If you’ve ever felt like your forehand lacks punch or penetration, even when you’re swinging hard, then this lesson is going to be eye opening for you.
I was recently working with a student on this exact problem and what we discovered on video was pretty revealing.
She wanted more drive through the ball. More pace. More depth. All the good stuff that makes a forehand dangerous.
But here’s what was actually happening.
She was setting up in an open stance, which is totally fine by the way, but her preparation was killing her power before she even swung.
Let me explain what I mean.
When you watch professional players hit from an open stance, something really important happens before they ever make contact with the ball. Their hips turn close to perpendicular with the baseline and their shoulders rotate even further past that.
This creates stored energy that they can unwind through the shot.
Think of it like coiling a spring. The more you wind it up, the more force it can release.
My student was setting up with her hips and shoulders basically even with each other, barely turned at all. That means all the responsibility for generating pace was falling on her arm.
The small parts were doing all the work because the big parts weren’t loaded up in the first place.
And you know what happens when you try to muscle the ball with just your arm? You get that weak, spinny shot that floats instead of drives. Or your contact point drifts too far back behind your body because your rotation never happened early enough.
Sound familiar?
Here’s the thing about open stance forehands that most players don’t understand.
A lot of coaches will yell at you to step in when they see you hitting weak shots from an open stance. They think the stance itself is the problem.
But whether you’re stepping in or staying open, your body still needs to coil first. The turn has to happen regardless of your footwork.
You can hit a monster forehand from an open stance. You just have to use your body correctly within that stance.
So here’s what we worked on.
We started in the middle of the service line and practiced going from ready position to a fully coiled preparation position. Hips as close to perpendicular as possible. Shoulders at least perpendicular, ideally a little bit past the hips.
Just that change alone made a massive visual difference.
When I showed her the before and after, even she could see it. One position looked intense and loaded with potential energy. The other looked flat and reliant on the arm.
Which one do you think is going to produce more penetrating shots?
We practiced the coil by itself. Then slowly added the forward swing. Then started hitting actual balls.
And you know what? The difference was dramatic.
Same swing speed, same effort level, but now the ball was driving through the court instead of arcing weakly over the net. Now there was a long runway for the racket to accelerate through instead of a short, cramped swing path.
The power was coming from rotation instead of arm strength.
Here’s what I want you to take away from this.
If you prefer hitting from an open stance, that’s completely fine. I have no problem with it at all, as long as it’s not the only way you can hit and you’re using it in the right situations.
But you’ve got to use your body effectively within that stance.
Your hips need to get to 90 degrees. Your shoulders need to turn past your hips. This is what creates the stored energy that unwinds through the shot and produces real, penetrating pace.

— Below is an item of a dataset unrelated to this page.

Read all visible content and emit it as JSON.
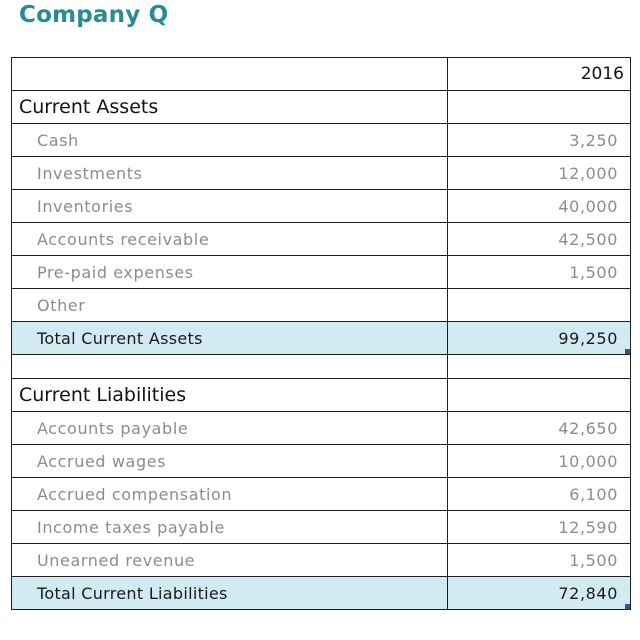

Without that coil, you’re just asking your arm to do way too much work.
And your arm simply isn’t strong enough to consistently hit the kind of forehand you’re envisioning.
The biggest challenge when you go home to practice this? Your subconscious is going to want to revert back to your old habit, especially when things get more real in a point or a match.

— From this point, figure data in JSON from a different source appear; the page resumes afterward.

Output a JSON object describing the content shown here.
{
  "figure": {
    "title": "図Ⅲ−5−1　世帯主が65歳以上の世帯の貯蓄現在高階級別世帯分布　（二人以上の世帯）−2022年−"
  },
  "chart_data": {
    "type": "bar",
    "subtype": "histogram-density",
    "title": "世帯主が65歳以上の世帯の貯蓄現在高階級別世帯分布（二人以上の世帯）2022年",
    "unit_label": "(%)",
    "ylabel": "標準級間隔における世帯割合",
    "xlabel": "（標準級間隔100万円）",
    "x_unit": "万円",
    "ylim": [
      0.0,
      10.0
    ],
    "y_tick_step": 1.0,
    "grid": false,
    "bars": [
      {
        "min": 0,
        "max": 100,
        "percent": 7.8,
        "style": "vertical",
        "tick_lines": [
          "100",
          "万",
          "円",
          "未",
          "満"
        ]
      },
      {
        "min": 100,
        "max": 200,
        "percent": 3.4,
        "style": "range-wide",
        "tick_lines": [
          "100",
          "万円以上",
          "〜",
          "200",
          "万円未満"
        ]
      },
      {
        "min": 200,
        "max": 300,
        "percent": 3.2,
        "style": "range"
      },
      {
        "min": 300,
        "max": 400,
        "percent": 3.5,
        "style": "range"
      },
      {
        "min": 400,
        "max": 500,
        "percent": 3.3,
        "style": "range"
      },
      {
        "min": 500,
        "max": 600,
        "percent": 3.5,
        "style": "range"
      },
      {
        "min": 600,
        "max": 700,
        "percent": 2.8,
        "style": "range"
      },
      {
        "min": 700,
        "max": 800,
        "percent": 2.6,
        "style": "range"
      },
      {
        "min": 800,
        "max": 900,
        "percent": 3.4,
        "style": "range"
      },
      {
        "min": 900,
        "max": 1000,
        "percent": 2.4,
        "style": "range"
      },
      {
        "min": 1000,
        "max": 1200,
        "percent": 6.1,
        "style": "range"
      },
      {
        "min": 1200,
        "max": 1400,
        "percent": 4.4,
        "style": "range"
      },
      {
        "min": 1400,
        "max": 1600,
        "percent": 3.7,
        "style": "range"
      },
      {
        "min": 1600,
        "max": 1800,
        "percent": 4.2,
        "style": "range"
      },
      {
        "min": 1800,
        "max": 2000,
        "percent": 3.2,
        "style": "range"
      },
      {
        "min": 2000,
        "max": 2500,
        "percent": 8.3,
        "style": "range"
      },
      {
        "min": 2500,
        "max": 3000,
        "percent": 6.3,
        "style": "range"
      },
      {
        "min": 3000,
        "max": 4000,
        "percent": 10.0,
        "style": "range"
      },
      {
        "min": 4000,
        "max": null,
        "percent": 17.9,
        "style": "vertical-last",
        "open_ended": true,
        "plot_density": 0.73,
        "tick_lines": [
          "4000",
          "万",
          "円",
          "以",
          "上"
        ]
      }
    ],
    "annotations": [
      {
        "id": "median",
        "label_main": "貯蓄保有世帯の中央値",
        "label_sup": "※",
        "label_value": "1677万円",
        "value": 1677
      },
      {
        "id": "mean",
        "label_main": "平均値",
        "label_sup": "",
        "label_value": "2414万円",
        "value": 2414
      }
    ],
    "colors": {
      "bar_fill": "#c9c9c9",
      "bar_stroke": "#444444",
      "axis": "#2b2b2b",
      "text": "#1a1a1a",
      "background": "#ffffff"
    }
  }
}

You’ll do beautiful shadow swings with perfect coil and rotation. Then as soon as you start tracking a moving ball, your old program kicks in and the shoulders barely turn.
This is totally normal. It happens to everyone.
The solution is being disciplined enough to keep coming back to the feel of that coiled position, even when it feels awkward or different at first.
Your body wants to run the old forehand program because it’s familiar and comfortable.
Your job is to override that and install the new program through repetition.
Every little bit extra you can squeeze out of your hip and shoulder rotation is going to make your swing that much stronger. Five more degrees here, ten more degrees there. It all adds up to a more athletic, more powerful position.
And here’s the beautiful part.
When you actually coil properly, you don’t have to swing any harder. The ball just naturally drives deeper and flatter because the path of your racket is mostly forward with just a little bit of low to high.
You’re not spinning it wildly over. You’re driving through it with the force of your entire body unwinding.
That’s what a real forehand feels like.
Give this a try and let me know how it goes for you.